By Steven J. Corbett
Almost everyone who teaches writing has an opinion about peer review and response. We’ve heard teachers bemoan how students just don’t take it seriously. We’ve struggled with trying to make it fit in an already over-loaded curriculum. Yet student peer review and response can become a writing teacher’s most promising pedagogy . . . if we approach it with the right attitude and a few helpful strategies and resources.
In an essay I wrote for Inside Higher Ed (IHE) back in 2010, I describe my method of conducting small-group student writing conferences as part of a comprehensive peer review and response practice. The following list briefly outlines how writing instructors across the disciplines can start using this method to provide more collaborative, synergistic, and useful feedback for student writers:
- Have students form peer “home groups” early in the term. I do this on the first or second day of class. I typically have students gravitate toward their own groups of three.
- Pre-select one or two assignments from your syllabus for student peer groups to develop through face-to-face feedback.
- When these student papers are due, have students sign up with their group mates for a forty-five minute to one hour-long conference with you. I require students to bring their papers on a flash drive to my office. When we meet, I simply pull up each student’s paper on my computer and offer my feedback verbally. Each paper (up to about 5 pages) takes about 15-20 minutes.
- Encourage students to take notes and/or to audio-record the session on their smart phone.

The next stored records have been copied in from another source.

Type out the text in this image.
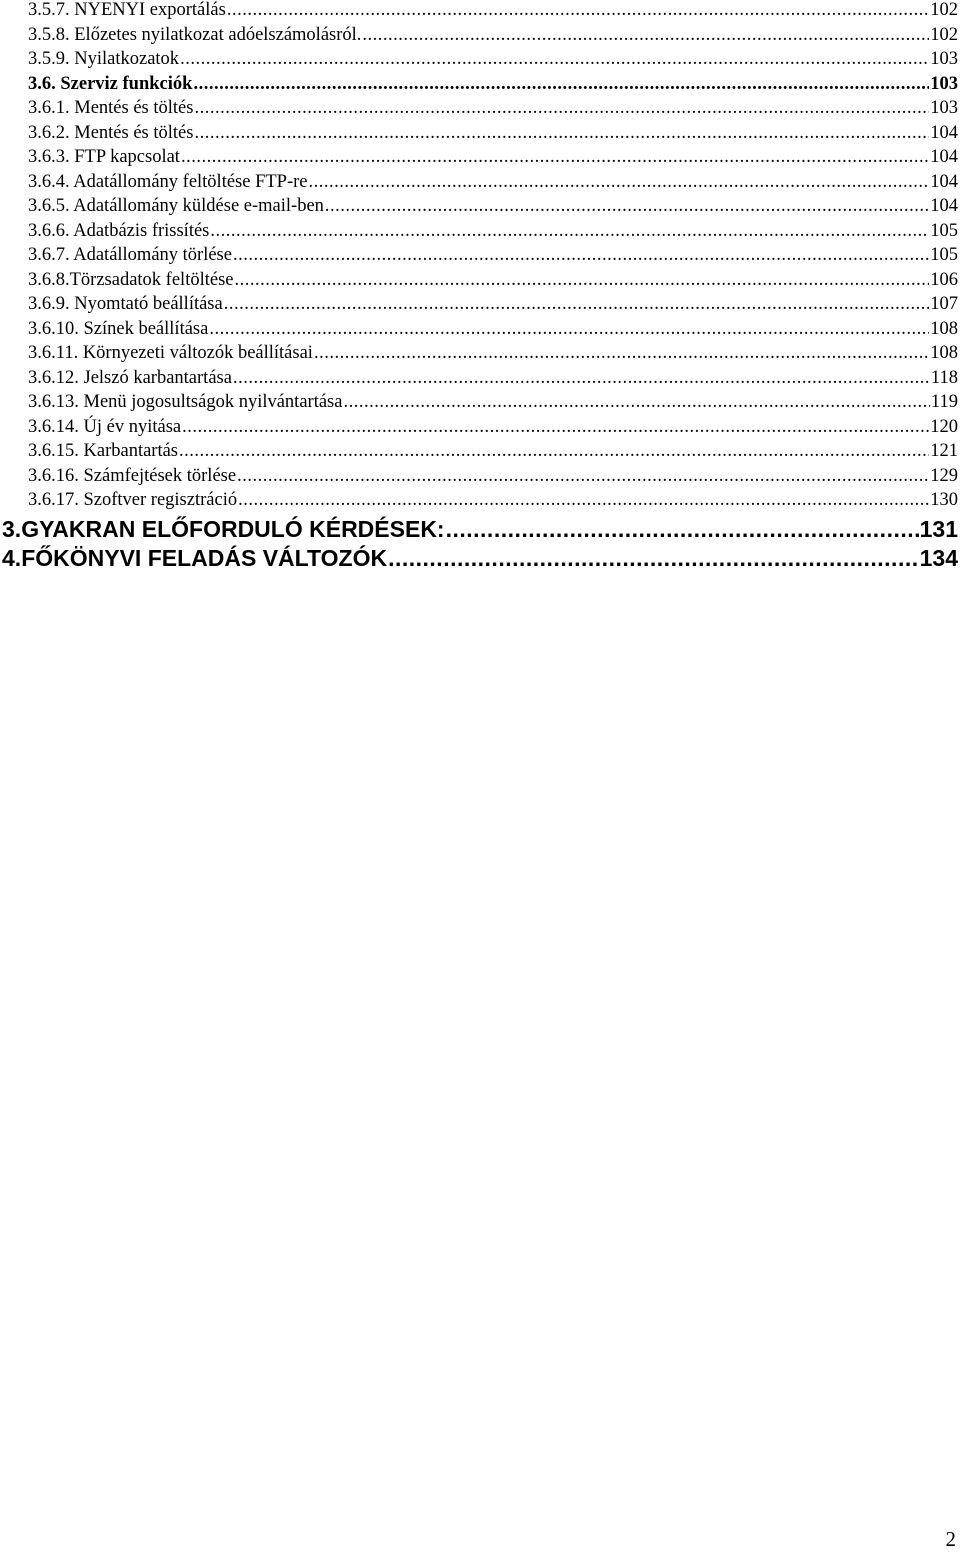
3.5.7. NYENYI exportálás .....	102
3.5.8. Előzetes nyilatkozat adóelszámolásról. .....	102
3.5.9. Nyilatkozatok .....	103
3.6. Szerviz funkciók .....	103
3.6.1. Mentés és töltés .....	103
3.6.2. Mentés és töltés .....	104
3.6.3. FTP kapcsolat .....	104
3.6.4. Adatállomány feltöltése FTP-re .....	104
3.6.5. Adatállomány küldése e-mail-ben .....	104
3.6.6. Adatbázis frissítés .....	105
3.6.7. Adatállomány törlése .....	105
3.6.8.Törzsadatok feltöltése .....	106
3.6.9. Nyomtató beállítása .....	107
3.6.10. Színek beállítása .....	108
3.6.11. Környezeti változók beállításai .....	108
3.6.12. Jelszó karbantartása .....	118
3.6.13. Menü jogosultságok nyilvántartása .....	119
3.6.14. Új év nyitása .....	120
3.6.15. Karbantartás .....	121
3.6.16. Számfejtések törlése .....	129
3.6.17. Szoftver regisztráció .....	130
3. GYAKRAN ELŐFORDULÓ KÉRDÉSEK: .....	131
4. FŐKÖNYVI FELADÁS VÁLTOZÓK .....	134
2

As I detail in the IHE article linked above, I believe this method offers students a much more fulfilling comparative feedback/assessment experience. It also offers students and me the chance to get to know each other a little better. Students frequently report back in their course evaluations how useful (finally!) they found the experience of peer review and response, including how these small-group conferences helped them to better understand and perform the acts with their group mates. In a way, these small-group conferences allow me to join the group as an important reader and responder, offering students a face-to-face model of the review and response process. I also use this process in lieu of grading stacks of essays—asking students to think through the overall tenor of my response and to revise in line with those comments. This puts students in the rhetorical driver’s seat in responding to my feedback.
If you’d like to hear more about how this feedback method fits into my expansive use of peer review and response in my writing courses, please see an earlier version of a short chapter forthcoming in the collection Peer Pressure, Peer Power: Theory and Practice in Peer Review and Response for the Writing Classroom. This brief article offers more information on the value of student peer review and response, as well as further details strategies for forming groups, training students, and how to assess the process.
With a little experimentation, and a lot of patience and persistence, peer review and response can go from “Uggh” to “Yea!” for our students and ourselves in writing-integrated courses.